Chocolate fries bring crowds back to McDonald's Japan



    Feb 18, 2016

    Chocolate fries bring crowds back to McDonald's Japan


    CUSTOMERS like Shigeaki Yamaguchi may be the last hope for McDonald's Japan as it battles slumping sales in the wake of an embarrassing string of food scandals.

    At a location in Tokyo's busy Shinjuku district, Mr Yamaguchi munched on the chain's newest culinary offering - french fries drizzled in brown and white chocolate syrup.

    "Delicious," the 37-year-old proclaimed as he dug into the sticky, 330-yen (S$4) McChoco Potato.

    "The reason I came is that I wanted to taste products that didn't exist until now."

    Love them or hate them, social media spun into a frenzy over chocolate fries and customer numbers rose in January for the first time in several years - just as the salty-sweet creation launched.

    Still, food-industry watchers warn it will take more than the apparent success of chocolate fries to save the fast-food chain's bacon.

    Market share in Japan slipped to 10.4 per cent in 2014 from nearly 14 per cent five years earlier, according to market research firm Euromonitor, putting the chain well behind ubiquitous convenience stores stocking a wide range of food and Japanese quick-service chains.

    McDonald's Japan last week reported an annual loss of 34.7 billion yen, its second straight year in the red and the biggest shortfall since opening its first store in Tokyo's posh Ginza district in 1971.

    US-based McDonald's is mulling over the sale of some of its stake in the Japan unit, which has closed hundreds of its 3,000 outlets in recent years.

    Some analysts speculate the buyer will be the Japan-based owner of the 7-11 chain of convenience stores.

    Sales went into a steep dive after a mainland Chinese supplier was discovered to be mixing out-of-date meat with fresh produce.
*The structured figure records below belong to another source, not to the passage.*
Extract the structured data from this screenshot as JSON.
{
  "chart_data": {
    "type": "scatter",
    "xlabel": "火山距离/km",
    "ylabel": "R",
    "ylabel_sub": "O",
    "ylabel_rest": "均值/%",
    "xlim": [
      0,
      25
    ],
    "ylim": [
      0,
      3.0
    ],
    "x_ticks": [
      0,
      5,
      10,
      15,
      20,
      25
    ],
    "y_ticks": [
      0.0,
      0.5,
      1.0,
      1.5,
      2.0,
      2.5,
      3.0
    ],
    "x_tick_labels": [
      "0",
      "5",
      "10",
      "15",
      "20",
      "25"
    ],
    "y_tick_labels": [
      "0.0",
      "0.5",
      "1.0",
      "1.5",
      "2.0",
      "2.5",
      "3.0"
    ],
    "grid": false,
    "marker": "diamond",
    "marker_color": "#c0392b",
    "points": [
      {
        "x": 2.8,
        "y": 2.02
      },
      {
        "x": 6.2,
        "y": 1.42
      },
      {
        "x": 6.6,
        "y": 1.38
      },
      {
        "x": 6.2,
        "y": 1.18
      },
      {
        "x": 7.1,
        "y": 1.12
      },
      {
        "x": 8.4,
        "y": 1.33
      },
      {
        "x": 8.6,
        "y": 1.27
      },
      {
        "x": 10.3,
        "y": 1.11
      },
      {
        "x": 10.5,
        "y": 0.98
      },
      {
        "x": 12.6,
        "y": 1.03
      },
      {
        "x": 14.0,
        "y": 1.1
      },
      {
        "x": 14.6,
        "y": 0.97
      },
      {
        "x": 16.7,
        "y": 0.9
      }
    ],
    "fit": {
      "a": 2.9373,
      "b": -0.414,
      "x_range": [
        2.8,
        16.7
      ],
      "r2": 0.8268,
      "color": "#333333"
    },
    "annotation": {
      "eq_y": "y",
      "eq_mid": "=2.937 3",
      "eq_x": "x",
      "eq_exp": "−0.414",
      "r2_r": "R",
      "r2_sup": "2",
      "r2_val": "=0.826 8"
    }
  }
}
Then, bits of plastic were found in a sundae and pieces of vinyl in chicken nuggets.

    The apparent discovery of a human tooth in a box of french fries was, for many consumers, the icing on an increasingly unappetising cake.

    Vows to improve food quality and win back trust followed. A new mix-and-match menu with burgers, side dishes and desserts has been in the offing, as well as a focus on local produce, such as using cheese from northern Hokkaido or sweet potatoes from south-western Japan.